Lets you see edits in real time; Can leave comments in Docs, but not in Sheets; Print option; Offline editing
Can't make charts in Sheets; No track changes; Can't insert images; Limited sharing options
Google Docs for iPad brings its productivity suite from the Web to an app, but competitors offer more features.
Apple, Microsoft and countless others have their own productivity apps for the iPad, so why not Google? The search company has taken its very useful Web-based Google Docs and turned them into standalone apps for the iPad. While Google has done a great job with Maps, Drive, and Gmail, will it be as successful with its free productivity suite?

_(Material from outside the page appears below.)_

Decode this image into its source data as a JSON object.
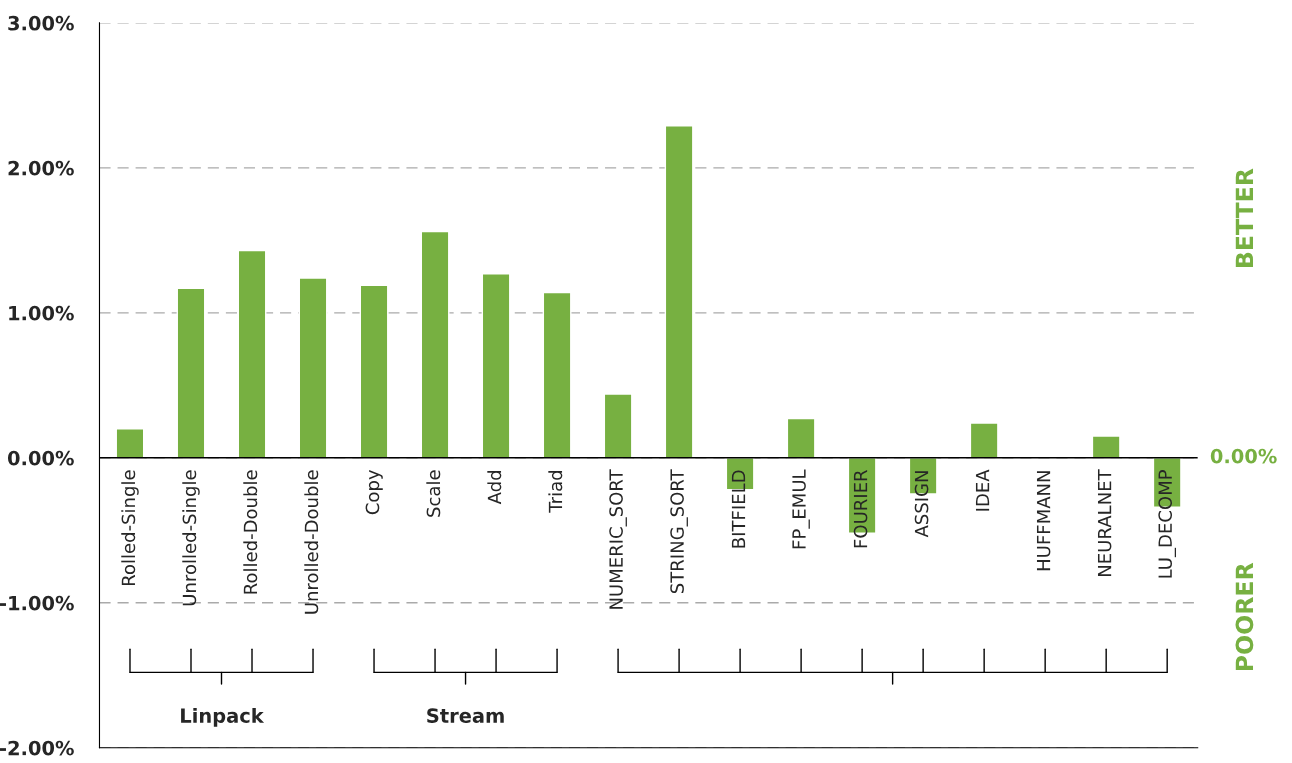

Google's productivity suite is made up of Docs for word processing and Sheets for spreadsheets. As with Apple's suite (Pages, Numbers and Keynote) and Microsoft's offering (Word, Excel and PowerPoint), Docs (19MB) and Sheets (39.8MB) must be downloaded separately. At this time, there is no PowerPoint-style app.
After creating or opening a document, along the top of the screen are menu items for changing the font, color, size and alignment of text. We like that the menu takes up very little real estate on-screen.
That's where our enthusiasm for Docs ends, however. For while you can leave comments, you can't track changes, there's no autocorrect or word count, and you can't insert images. Not only are these features present on competitors' apps, they're also available on Google's Web-based version of the app, which you can also use on your iPad via the Chrome browser. Google did not have any specifics to share, other than it is working to add new features.
Google's Sheets app holds an advantage over Kingsoft Office in that you can resize, insert, freeze and sort columns and rows -- simply tap on the header. Like Kingsoft Office, however, there's no way to create charts. While Sheets supports formulas, there's no way to look up a particular formula. Excel for iPad not only has a voluminous guide, but also sorts formulas based on function.